The commonest “long term bonus” proposed – shares – has a lot of problems. For one thing, it makes you hostage to people who, for whatever reason, might concentrate on destroying value after you resign (unikely as this may seem, it does happen for a variety of selfish and subtle reasons). CEOs might them find themselves paying less attention to the company, and more to the office politics necessary to ensure a succession agreeable to them.

Posted by Ian Kemmish | Report as abusive
 

I personally feel that bonuses should only be paid on good performance, but payment should be delayed by 12 months and could be with held if any wrong doing or bad conduct is suspected, thus making bankers a bit more conscientious..

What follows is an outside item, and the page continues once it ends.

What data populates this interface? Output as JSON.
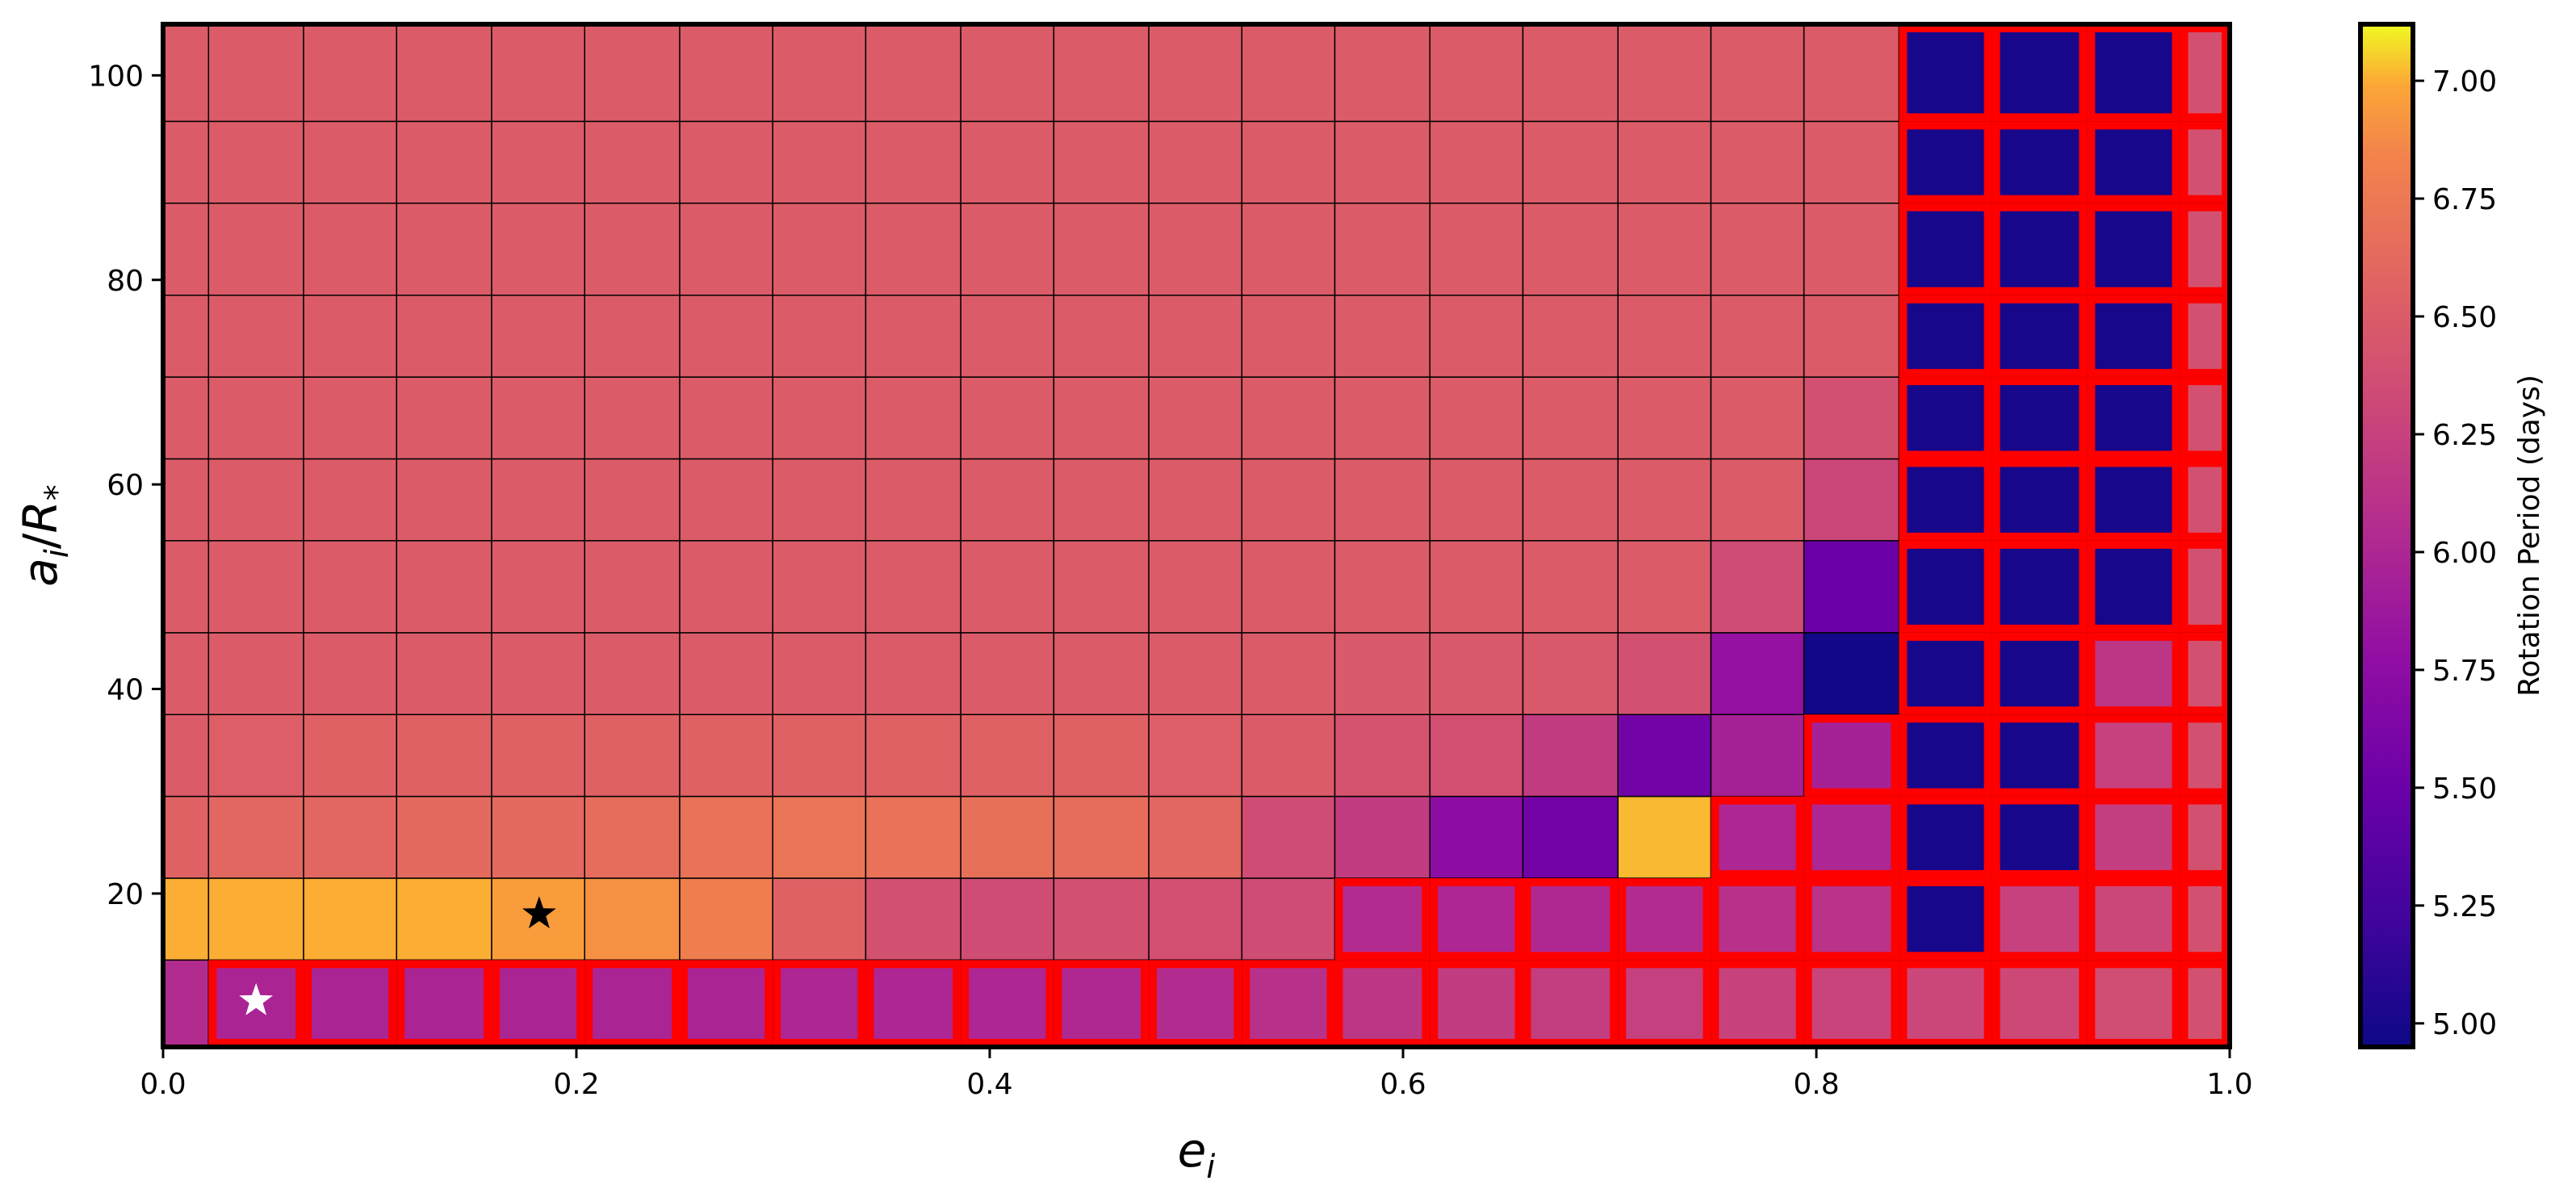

But the main point is that the leader of this country “Gordon Brown” is responsible for over-seeing and managing of the country’s finances financial systems and regulation .. that is his role and that is his sole responsibility to foresee make adjustments as needed to the economy and oversee smooth running of the country for the people..
Politicians never take the blame and always point the finger of blame else where..
I think politicians have become the modern aristocracy, unaccountable over paid and have forgotten that they are servants of the people..civil servant..its time for a change in the system..
Corrupt politicians, civil servant and banker should do prison time, the same as any other fraudsters..
make them accountable!!! then they might do the job they are paid to do rather than lining their pockets with our taxes..
No politicians will be suffering any hardships from this financial crisis be assured their allowances more than cover a lifestyle well out of reach of the average working person and with no threats of redundancies..
“can i get off my soap box now” Thanks j

Posted by jake | Report as abusive
 

Banking is a service sector. It is as important as health, police,judiciry and parliment. Let it not be, any more of casino or stock market 0ffice.
This service sector deals someone’s money We need HONEST peolpe. Not greedy talented people. No extra rewards. Just pay and regular bonus; the same ratio, anyone gets.
Let the talented people go to research, sports ,game,art and music

Posted by K.Srinivasan | Report as abusive
 

Every sane and intelligent person out there knows that a culture based on bonus’ and monetary incentives does very little to build an efficient and productive workforce but does wonders for creating greed and deceit.

This is lost on the British style of management because they are so behind the times in their style, expectations and attitudes.

Perhaps if management in this country were better trained and educated so they were able to mentor and train their staff, perhaps if people were paid a decent salary so they would not be so hung up on a bonus making up the shortfall, perhaps if Britain woke up and realised how far behind the rest of the world it really is there may be hope of a recovery.

Judging by what I have seen so far…a miracle is needed.

 

The Rich and Powerful have been running away with all the money and now that events have caught up with them they think that to say sorry will excuse them their actions. It costs nothing to say sorry, so the right answer is prison time and asset confiscation for the perpetrators.

Posted by Jimmer XXXX | Report as abusive
 

The bankers are all sitting pretty with their huge bonuses and salaries and enormous pension pots – what do they REALLY care about the rest of us. And what’s with the Sir XY&Z – the titles can go too. The “have yatchts” are OK! The bankers should have some (all) of the money they took confiscated back for their crimes then and only then would they really know how the rest of us feel. The Government – well I wish we could do more than simply throw them out of office at the next Election by way of punishment for their mis-deeds.